I'll smoke, eat red meat, drink, and fire off some rounds to that! (Not in that order)

Sent from my iPhone using Tapatalk


----------



## gtechva (Mar 9, 2014)

quazy50 said:


> I'll smoke, eat red meat, drink, and fire off some rounds to that! (Not in that order)
> 
> Sent from my iPhone using Tapatalk


Yep, let's finish the firing before we start twisting tops and popping/pulling corks. :vs_smile:


----------



## NormH3 (Apr 20, 2015)

gtechva said:


> Yep, let's finish the firing before we start twisting tops and popping/pulling corks. :vs_smile:


Reminds me of a shooting range I've seen not far from Dallas, Tx.....right next door to the liquor store.


----------



## Shemp75 (May 26, 2012)




----------



## GregNJ (Sep 24, 2009)

I'm a cigar smoker of twenty plus years who has recently gotten into vaping eLiquids. Talk about some scary legislation. The government is getting ready to destroy the whole billion dollar industry, crush all the folks who make quality products, and leave behind only the corporate giants who make awful products.


----------



## gtechva (Mar 9, 2014)

GregNJ said:


> I'm a cigar smoker of twenty plus years who has recently gotten into vaping eLiquids. Talk about some scary legislation. The government is getting ready to destroy the whole billion dollar industry, crush all the folks who make quality products, and leave behind only the corporate giants who make awful products.

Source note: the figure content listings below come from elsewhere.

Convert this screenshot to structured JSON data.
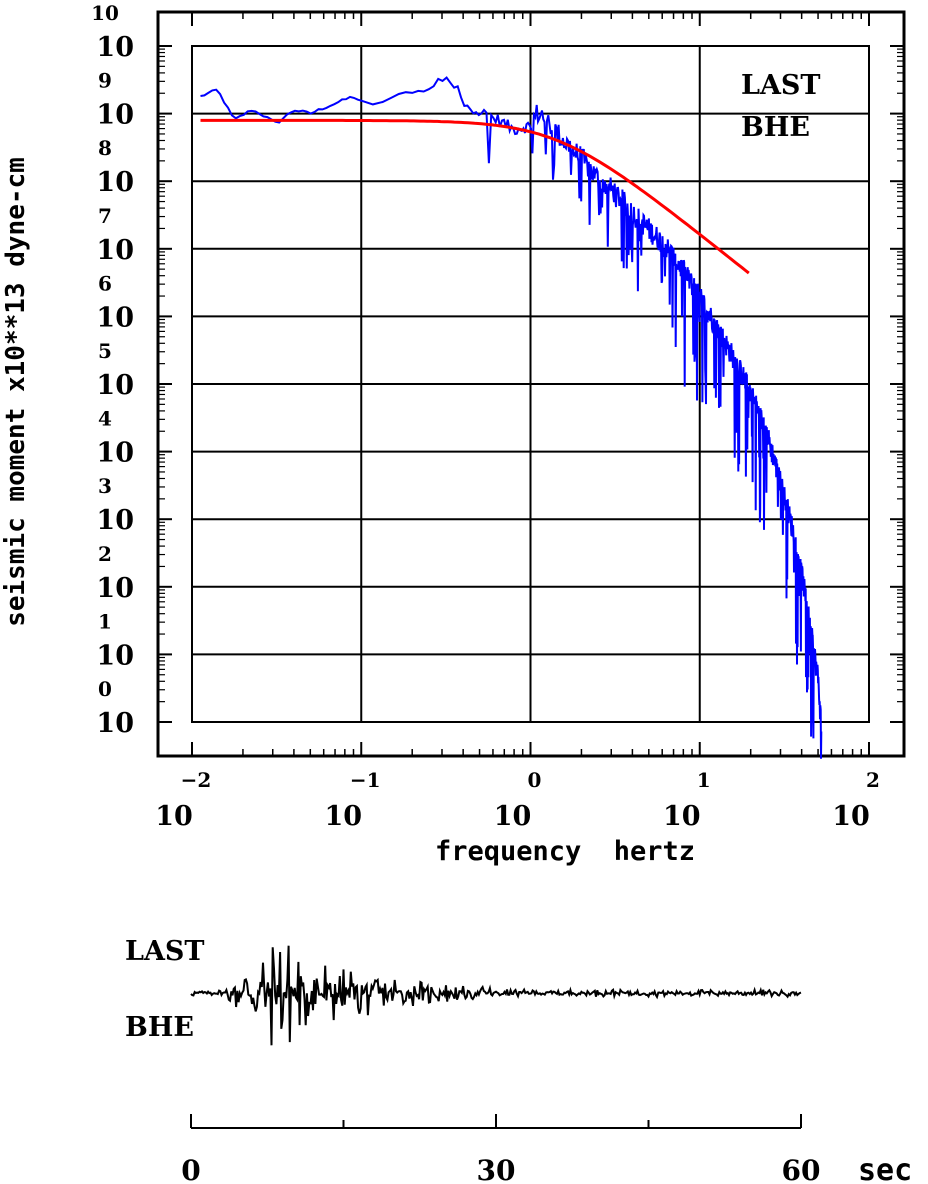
{
  "chart_data": [
    {
      "type": "line",
      "scale": "log-log",
      "ylabel": "seismic moment x10**13 dyne-cm",
      "xlabel": "frequency  hertz",
      "station_label": "LAST",
      "component_label": "BHE",
      "x_tick_labels": [
        {
          "base": "10",
          "exp": "−2",
          "value": 0.01
        },
        {
          "base": "10",
          "exp": "−1",
          "value": 0.1
        },
        {
          "base": "10",
          "exp": "0",
          "value": 1
        },
        {
          "base": "10",
          "exp": "1",
          "value": 10
        },
        {
          "base": "10",
          "exp": "2",
          "value": 100
        }
      ],
      "y_tick_labels": [
        {
          "base": "10",
          "exp": "10",
          "value": 10000000000.0
        },
        {
          "base": "10",
          "exp": "9",
          "value": 1000000000.0
        },
        {
          "base": "10",
          "exp": "8",
          "value": 100000000.0
        },
        {
          "base": "10",
          "exp": "7",
          "value": 10000000.0
        },
        {
          "base": "10",
          "exp": "6",
          "value": 1000000.0
        },
        {
          "base": "10",
          "exp": "5",
          "value": 100000.0
        },
        {
          "base": "10",
          "exp": "4",
          "value": 10000.0
        },
        {
          "base": "10",
          "exp": "3",
          "value": 1000.0
        },
        {
          "base": "10",
          "exp": "2",
          "value": 100
        },
        {
          "base": "10",
          "exp": "1",
          "value": 10
        },
        {
          "base": "10",
          "exp": "0",
          "value": 1
        }
      ],
      "xlim_log10": [
        -2.2,
        2.2
      ],
      "ylim_log10": [
        -0.5,
        10.5
      ],
      "grid": true,
      "series": [
        {
          "color": "#0000ff",
          "style": "spectrum",
          "anchors_log10": [
            [
              -1.95,
              9.25
            ],
            [
              -1.85,
              9.35
            ],
            [
              -1.75,
              8.9
            ],
            [
              -1.65,
              9.05
            ],
            [
              -1.6,
              9.0
            ],
            [
              -1.5,
              8.85
            ],
            [
              -1.4,
              9.05
            ],
            [
              -1.3,
              9.0
            ],
            [
              -1.2,
              9.1
            ],
            [
              -1.05,
              9.25
            ],
            [
              -0.95,
              9.1
            ],
            [
              -0.85,
              9.2
            ],
            [
              -0.75,
              9.3
            ],
            [
              -0.6,
              9.35
            ],
            [
              -0.5,
              9.55
            ],
            [
              -0.4,
              9.2
            ],
            [
              -0.3,
              9.0
            ],
            [
              -0.2,
              8.9
            ],
            [
              -0.1,
              8.75
            ],
            [
              0.0,
              8.8
            ],
            [
              0.05,
              9.0
            ],
            [
              0.1,
              8.85
            ],
            [
              0.2,
              8.55
            ],
            [
              0.3,
              8.3
            ],
            [
              0.4,
              8.0
            ],
            [
              0.5,
              7.8
            ],
            [
              0.6,
              7.5
            ],
            [
              0.7,
              7.25
            ],
            [
              0.8,
              7.0
            ],
            [
              0.9,
              6.65
            ],
            [
              1.0,
              6.25
            ],
            [
              1.1,
              5.8
            ],
            [
              1.2,
              5.35
            ],
            [
              1.3,
              4.85
            ],
            [
              1.4,
              4.2
            ],
            [
              1.5,
              3.3
            ],
            [
              1.55,
              2.8
            ],
            [
              1.6,
              2.2
            ],
            [
              1.65,
              1.4
            ],
            [
              1.7,
              0.6
            ],
            [
              1.72,
              -0.2
            ]
          ]
        },
        {
          "color": "#ff0000",
          "style": "model",
          "omega0_log10": 8.9,
          "corner_freq_hz": 1.45,
          "f_range_log10": [
            -1.95,
            1.3
          ],
          "points_log10": [
            [
              -1.95,
              8.9
            ],
            [
              -1.5,
              8.9
            ],
            [
              -1.0,
              8.9
            ],
            [
              -0.5,
              8.89
            ],
            [
              -0.25,
              8.86
            ],
            [
              0.0,
              8.76
            ],
            [
              0.25,
              8.52
            ],
            [
              0.5,
              8.1
            ],
            [
              0.75,
              7.6
            ],
            [
              1.0,
              6.9
            ],
            [
              1.15,
              6.4
            ],
            [
              1.3,
              5.85
            ]
          ]
        }
      ]
    },
    {
      "type": "line",
      "station_label": "LAST",
      "component_label": "BHE",
      "x_unit": "sec",
      "x_ticks": [
        0,
        30,
        60
      ],
      "x_minor_step": 15,
      "xlim": [
        0,
        60
      ],
      "series": [
        {
          "color": "#000000",
          "style": "seismogram",
          "duration_s": 60,
          "signal_end_s": 60,
          "onset_s": 3.0,
          "peak_s": 8.5,
          "peak_amplitude": 1.0,
          "decay_s": 9.0
        }
      ]
    }
  ]
}
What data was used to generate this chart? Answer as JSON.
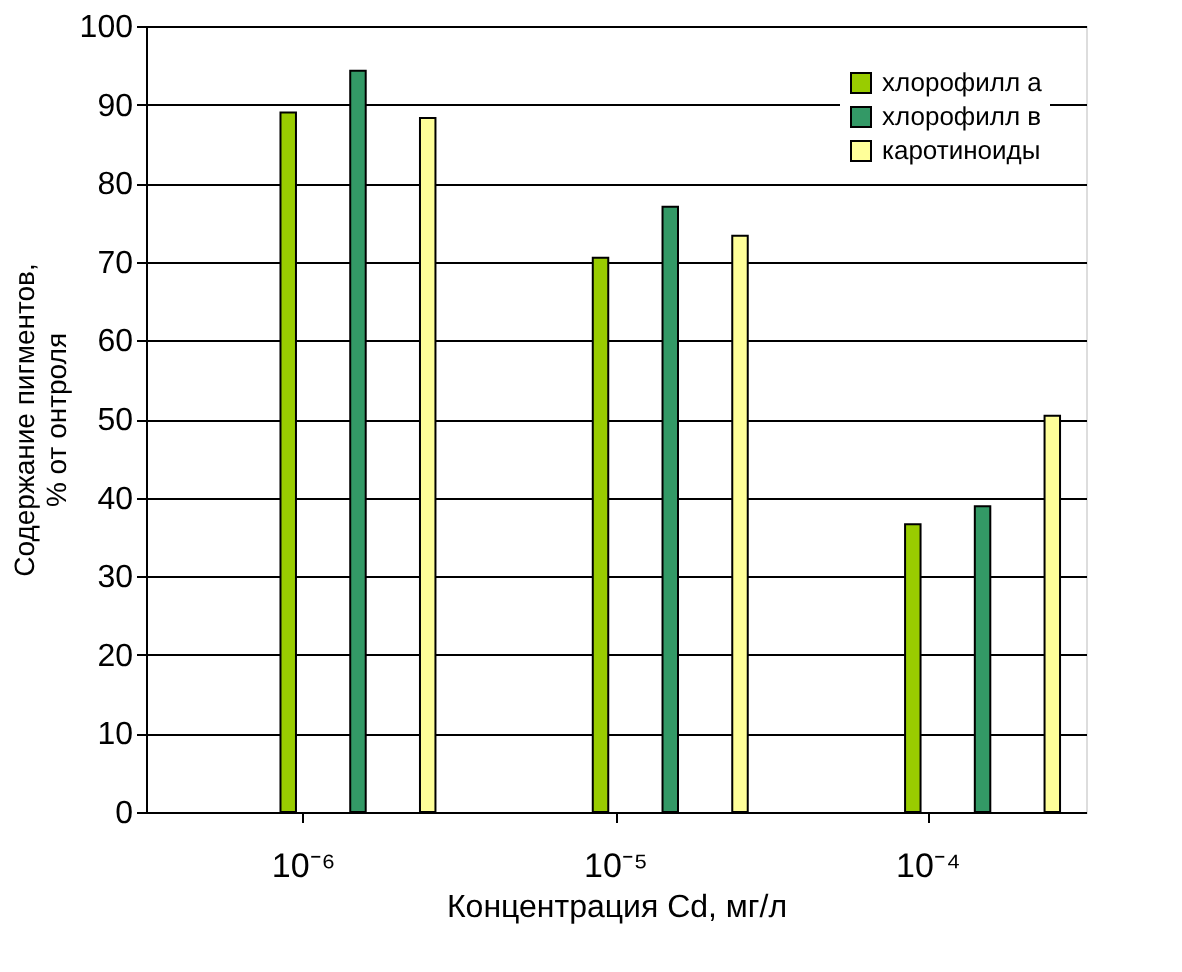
{
  "chart_data": {
    "type": "bar",
    "xlabel": "Концентрация Cd, мг/л",
    "ylabel": "Содержание пигментов,\n% от онтроля",
    "categories": [
      "10⁻⁶",
      "10⁻⁵",
      "10⁻⁴"
    ],
    "series": [
      {
        "name": "хлорофилл а",
        "color": "#99cc00",
        "values": [
          89.0,
          70.5,
          36.6
        ]
      },
      {
        "name": "хлорофилл в",
        "color": "#339966",
        "values": [
          94.3,
          77.0,
          38.9
        ]
      },
      {
        "name": "каротиноиды",
        "color": "#ffff99",
        "values": [
          88.3,
          73.3,
          50.4
        ]
      }
    ],
    "ylim": [
      0,
      100
    ],
    "yticks": [
      0,
      10,
      20,
      30,
      40,
      50,
      60,
      70,
      80,
      90,
      100
    ],
    "grid": "y",
    "legend": "top right"
  }
}
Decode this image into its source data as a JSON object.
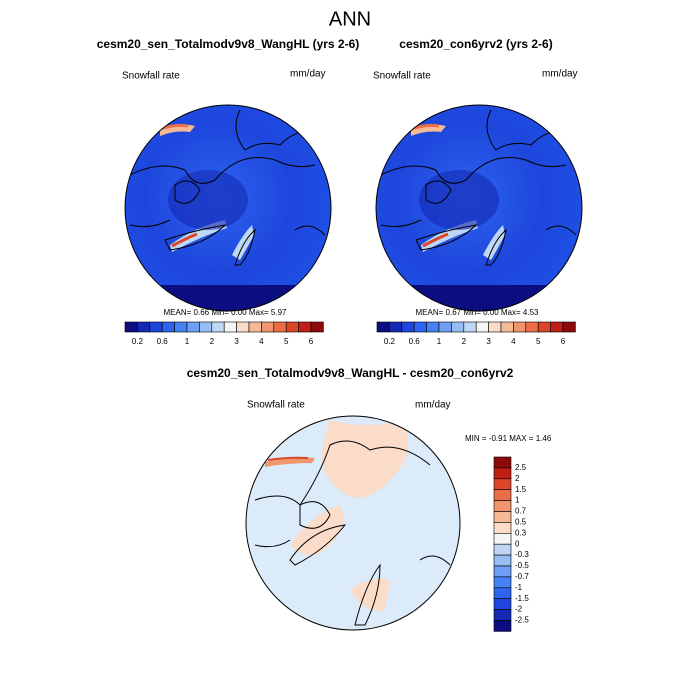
{
  "title": "ANN",
  "panels": [
    {
      "title": "cesm20_sen_Totalmodv9v8_WangHL (yrs 2-6)",
      "variable": "Snowfall rate",
      "units": "mm/day",
      "stats": "MEAN=   0.66  Min=   0.00  Max=   5.97"
    },
    {
      "title": "cesm20_con6yrv2 (yrs 2-6)",
      "variable": "Snowfall rate",
      "units": "mm/day",
      "stats": "MEAN=   0.67  Min=   0.00  Max=   4.53"
    }
  ],
  "colorbar_labels": [
    "0.2",
    "0.6",
    "1",
    "2",
    "3",
    "4",
    "5",
    "6"
  ],
  "difference": {
    "title": "cesm20_sen_Totalmodv9v8_WangHL - cesm20_con6yrv2",
    "variable": "Snowfall rate",
    "units": "mm/day",
    "stats": "MIN =  -0.91 MAX =   1.46",
    "colorbar_labels": [
      "2.5",
      "2",
      "1.5",
      "1",
      "0.7",
      "0.5",
      "0.3",
      "0",
      "-0.3",
      "-0.5",
      "-0.7",
      "-1",
      "-1.5",
      "-2",
      "-2.5"
    ]
  }
}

Yep. Like I said, it's not really about tobacco.


----------



## Jezebelguy (Sep 6, 2015)

It's about control, The anti-smoking people are no different from the Nazis. In the 1930s the Nazis wanted to ban smoking because it went against their sick twisted agenda. They failed of course. Take the term "wellness". It reeks of one of those propaganda slogans from Nazi Germany or the Soviet Union. These people are mostly fake, pompous, arrogant, entitled elitists. They're the morose, politically correct crowd. They seem to want to ban everything. They always say "public this" and "public that", as if they know best. It's really nauseating. It's the being told all the time like little children, that pisses me off. Adults have no business telling other adults what to do. I got news for them they'll never ban tobacco it's too big a part of our culture. Now, cigarettes, they might succeed at, and as a converted cigar smoker, I think cigarettes now are a convenient bogeyman, they anti smoking nazis tend to focus on that the most. But all of it is ridiculous and gone way too far. We basically live in a big-government nazi-like state.


----------